Weekly Reading: Worldbuilding, Bodily Cognition, and More
Fiction
Late last fall, I started retreading the Farseer trilogy by Robin Hobb, this time in audiobook form. Starting in January, I continued with the Liveship Traders, a follow-on story in the same universe, with a shared character.
What truly strikes me in Hobb’s writing is how evocative her worldbuilding is, particularly when the civilized southlands are contrasted to the northern barbarians of the first trilogy. The subtle social commentary regarding the role of women in society from those same books are hammered in more bluntly now. We are also shown very varying perspectives on what it means to be a Man, Woman, Dragon or Liveship trying to find out who you are, and who you are meant to be. All with very believable characters, who show credible growth across the two first books and into the third.
It’s been 15 or so years since I last read these, and they hold up remarkably well.
Nonfiction
Around January I downloaded The Sociological Imagination by C. Wright Mills onto my Kindle. I’m currently stuck at around 30 %. It’s not you, Mills, it’s me. Turns out, you cant read your Kindle if you dont bring it with you… or take it out of your bag, or bring it up to the nightstand instead of your phone.
I do like the book though. Mills is clearly an accomplished communicator, and is delightfully snarky.
That phone, however, has an RSS reader. This past week, a few articles caught my eye:
Daniel Little writes about a new perspective on how humans think: Bodily Cognition. This is a questioning of the prevailing neuroscientific model of the brain as the Grand Computer, processing inputs and doling out neural responses. Instead, it is more productive to think more holistically about inter- and intrapersonal perception. As Little says:
rather, my suggestion here is that the metaphysical questions about “constitution of cognition” and “the real nature of cognition” might be put aside and the empirical and systematic ways in which human cognitive processes are interwoven with extra-bodily artifacts and processes be investigated in detail.
My social worker heart agrees.
On Faculty Focus, Miriam Bowers-Abbott provides another nail in the coffin in which Bloom’s Taxonomy is slowly being interred. Instead, other models for course design are shown for consideration. Kagan’s model of understanding (comprehension), transforming (inductive/deductive logic) and generating (research skills), as well as taking inspiration from workforce training programs to induce a lifelong love of learning.
I am fortunate to know that at least one of my lecturers agrees with this statement.
Andrew Gelman writes on the University of Columbia Stat blog about how Statistical-significance filtering does more harm than good. This made me turn my head — this is exactly how I am being trained, as Gelman points out. At least now, I know about the pitfalls involved.

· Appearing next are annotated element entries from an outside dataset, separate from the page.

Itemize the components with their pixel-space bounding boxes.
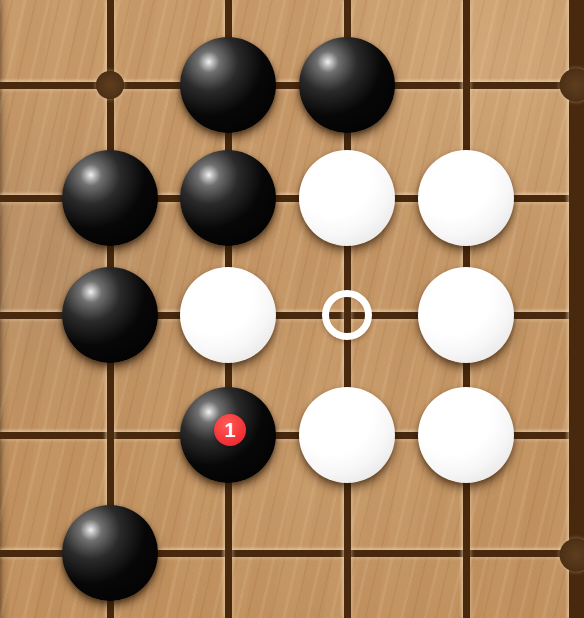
white-stone	[299, 150, 395, 246]
star-point-icon	[96, 71, 124, 99]
black-stone	[180, 37, 276, 133]
white-stone	[418, 387, 514, 483]
black-stone: 1	[180, 387, 276, 483]
star-point-icon	[560, 69, 584, 102]
move-number-badge: 1	[214, 414, 246, 446]
white-stone	[418, 267, 514, 363]
go-board[interactable]: 1	[0, 0, 584, 618]
black-stone	[62, 150, 158, 246]
grid-line-horizontal	[0, 82, 584, 89]
white-stone	[418, 150, 514, 246]
circle-marker[interactable]	[322, 290, 372, 340]
black-stone	[62, 267, 158, 363]
black-stone	[299, 37, 395, 133]
black-stone	[62, 505, 158, 601]
black-stone	[180, 150, 276, 246]
white-stone	[299, 387, 395, 483]
white-stone	[180, 267, 276, 363]
star-point-icon	[560, 539, 584, 572]
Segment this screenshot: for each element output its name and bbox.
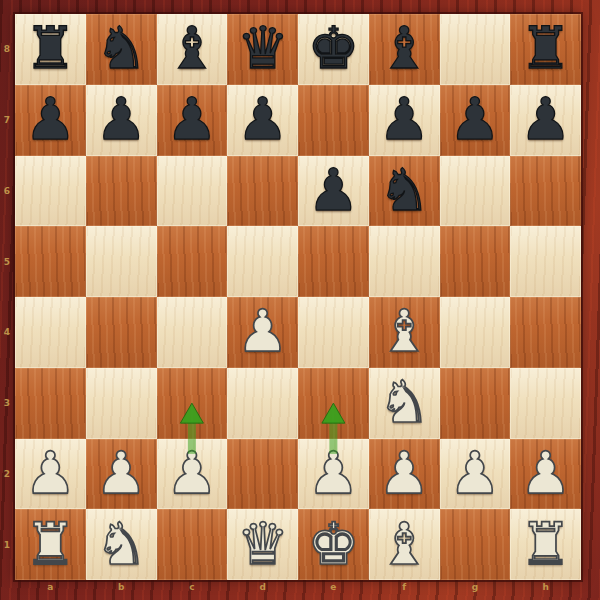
square-f3[interactable]: ♞: [369, 368, 440, 439]
square-c3[interactable]: [157, 368, 228, 439]
square-h8[interactable]: ♜: [510, 14, 581, 85]
chessboard: ♜♞♝♛♚♝♜♟♟♟♟♟♟♟♟♞♟♝♞♟♟♟♟♟♟♟♜♞♛♚♝♜: [15, 14, 581, 580]
piece-white-pawn-d4[interactable]: ♟: [237, 302, 289, 360]
square-e6[interactable]: ♟: [298, 156, 369, 227]
piece-black-pawn-h7[interactable]: ♟: [520, 90, 572, 148]
file-label-b: b: [114, 582, 128, 592]
piece-white-pawn-h2[interactable]: ♟: [520, 444, 572, 502]
rank-label-4: 4: [1, 327, 13, 337]
square-c8[interactable]: ♝: [157, 14, 228, 85]
square-b4[interactable]: [86, 297, 157, 368]
square-b6[interactable]: [86, 156, 157, 227]
square-c7[interactable]: ♟: [157, 85, 228, 156]
square-d8[interactable]: ♛: [227, 14, 298, 85]
square-b2[interactable]: ♟: [86, 439, 157, 510]
square-f2[interactable]: ♟: [369, 439, 440, 510]
square-f1[interactable]: ♝: [369, 509, 440, 580]
square-g5[interactable]: [440, 226, 511, 297]
piece-white-pawn-b2[interactable]: ♟: [95, 444, 147, 502]
piece-black-knight-b8[interactable]: ♞: [95, 19, 147, 77]
piece-black-pawn-a7[interactable]: ♟: [24, 90, 76, 148]
square-h7[interactable]: ♟: [510, 85, 581, 156]
piece-white-queen-d1[interactable]: ♛: [237, 515, 289, 573]
piece-black-pawn-c7[interactable]: ♟: [166, 90, 218, 148]
square-d3[interactable]: [227, 368, 298, 439]
square-b5[interactable]: [86, 226, 157, 297]
rank-label-1: 1: [1, 540, 13, 550]
square-g7[interactable]: ♟: [440, 85, 511, 156]
piece-black-pawn-b7[interactable]: ♟: [95, 90, 147, 148]
file-label-e: e: [326, 582, 340, 592]
rank-label-5: 5: [1, 257, 13, 267]
piece-black-pawn-g7[interactable]: ♟: [449, 90, 501, 148]
square-a5[interactable]: [15, 226, 86, 297]
square-d4[interactable]: ♟: [227, 297, 298, 368]
piece-black-pawn-d7[interactable]: ♟: [237, 90, 289, 148]
square-h4[interactable]: [510, 297, 581, 368]
square-a4[interactable]: [15, 297, 86, 368]
square-g3[interactable]: [440, 368, 511, 439]
piece-white-pawn-f2[interactable]: ♟: [378, 444, 430, 502]
piece-black-bishop-f8[interactable]: ♝: [378, 19, 430, 77]
square-d5[interactable]: [227, 226, 298, 297]
piece-white-pawn-g2[interactable]: ♟: [449, 444, 501, 502]
piece-white-bishop-f1[interactable]: ♝: [378, 515, 430, 573]
piece-white-knight-b1[interactable]: ♞: [95, 515, 147, 573]
square-g6[interactable]: [440, 156, 511, 227]
piece-white-pawn-c2[interactable]: ♟: [166, 444, 218, 502]
square-c4[interactable]: [157, 297, 228, 368]
square-h5[interactable]: [510, 226, 581, 297]
file-label-g: g: [468, 582, 482, 592]
piece-white-knight-f3[interactable]: ♞: [378, 373, 430, 431]
square-d7[interactable]: ♟: [227, 85, 298, 156]
piece-black-king-e8[interactable]: ♚: [307, 19, 359, 77]
piece-black-bishop-c8[interactable]: ♝: [166, 19, 218, 77]
square-f5[interactable]: [369, 226, 440, 297]
square-h1[interactable]: ♜: [510, 509, 581, 580]
square-a1[interactable]: ♜: [15, 509, 86, 580]
square-b3[interactable]: [86, 368, 157, 439]
piece-black-pawn-e6[interactable]: ♟: [307, 161, 359, 219]
piece-white-pawn-a2[interactable]: ♟: [24, 444, 76, 502]
square-e5[interactable]: [298, 226, 369, 297]
file-label-a: a: [43, 582, 57, 592]
square-a2[interactable]: ♟: [15, 439, 86, 510]
rank-label-2: 2: [1, 469, 13, 479]
square-d6[interactable]: [227, 156, 298, 227]
square-e7[interactable]: [298, 85, 369, 156]
square-h3[interactable]: [510, 368, 581, 439]
square-g1[interactable]: [440, 509, 511, 580]
square-h2[interactable]: ♟: [510, 439, 581, 510]
square-h6[interactable]: [510, 156, 581, 227]
square-a7[interactable]: ♟: [15, 85, 86, 156]
square-d2[interactable]: [227, 439, 298, 510]
file-label-h: h: [539, 582, 553, 592]
square-e2[interactable]: ♟: [298, 439, 369, 510]
piece-black-queen-d8[interactable]: ♛: [237, 19, 289, 77]
rank-label-8: 8: [1, 44, 13, 54]
square-e1[interactable]: ♚: [298, 509, 369, 580]
piece-white-rook-a1[interactable]: ♜: [24, 515, 76, 573]
square-b1[interactable]: ♞: [86, 509, 157, 580]
square-d1[interactable]: ♛: [227, 509, 298, 580]
file-label-c: c: [185, 582, 199, 592]
square-c5[interactable]: [157, 226, 228, 297]
piece-black-knight-f6[interactable]: ♞: [378, 161, 430, 219]
square-f8[interactable]: ♝: [369, 14, 440, 85]
rank-label-3: 3: [1, 398, 13, 408]
square-c1[interactable]: [157, 509, 228, 580]
file-label-d: d: [256, 582, 270, 592]
square-g2[interactable]: ♟: [440, 439, 511, 510]
square-a8[interactable]: ♜: [15, 14, 86, 85]
square-e3[interactable]: [298, 368, 369, 439]
rank-label-7: 7: [1, 115, 13, 125]
square-c6[interactable]: [157, 156, 228, 227]
square-a3[interactable]: [15, 368, 86, 439]
square-e8[interactable]: ♚: [298, 14, 369, 85]
piece-white-king-e1[interactable]: ♚: [307, 515, 359, 573]
piece-black-rook-h8[interactable]: ♜: [520, 19, 572, 77]
piece-white-rook-h1[interactable]: ♜: [520, 515, 572, 573]
square-b7[interactable]: ♟: [86, 85, 157, 156]
chessboard-frame: ♜♞♝♛♚♝♜♟♟♟♟♟♟♟♟♞♟♝♞♟♟♟♟♟♟♟♜♞♛♚♝♜ 1234567…: [0, 0, 600, 600]
square-a6[interactable]: [15, 156, 86, 227]
square-g4[interactable]: [440, 297, 511, 368]
piece-black-rook-a8[interactable]: ♜: [24, 19, 76, 77]
square-f7[interactable]: ♟: [369, 85, 440, 156]
square-e4[interactable]: [298, 297, 369, 368]
square-f6[interactable]: ♞: [369, 156, 440, 227]
square-c2[interactable]: ♟: [157, 439, 228, 510]
square-f4[interactable]: ♝: [369, 297, 440, 368]
file-label-f: f: [397, 582, 411, 592]
rank-label-6: 6: [1, 186, 13, 196]
square-b8[interactable]: ♞: [86, 14, 157, 85]
square-g8[interactable]: [440, 14, 511, 85]
piece-white-bishop-f4[interactable]: ♝: [378, 302, 430, 360]
piece-white-pawn-e2[interactable]: ♟: [307, 444, 359, 502]
piece-black-pawn-f7[interactable]: ♟: [378, 90, 430, 148]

Mike Sosteric gives me this week’s helping of we are all FUCKED. Dammit.
Through a Reddit thread (which I cant resurface right now), I’ve added some sociology-adjacent podcasts to my rotation. I’ve listened to a few episodes of Thinking Allowed, and the episodes on snobbery and the class ceiling were particularly apropos my current courses. The one on snobbery also presented a classist angle to my discussion on middle-class yearning for authenticity: It is a form of class distinction, of saying ‘I am not common!’. Sometimes while appropriating the attire and artifacts of ‘common’ people.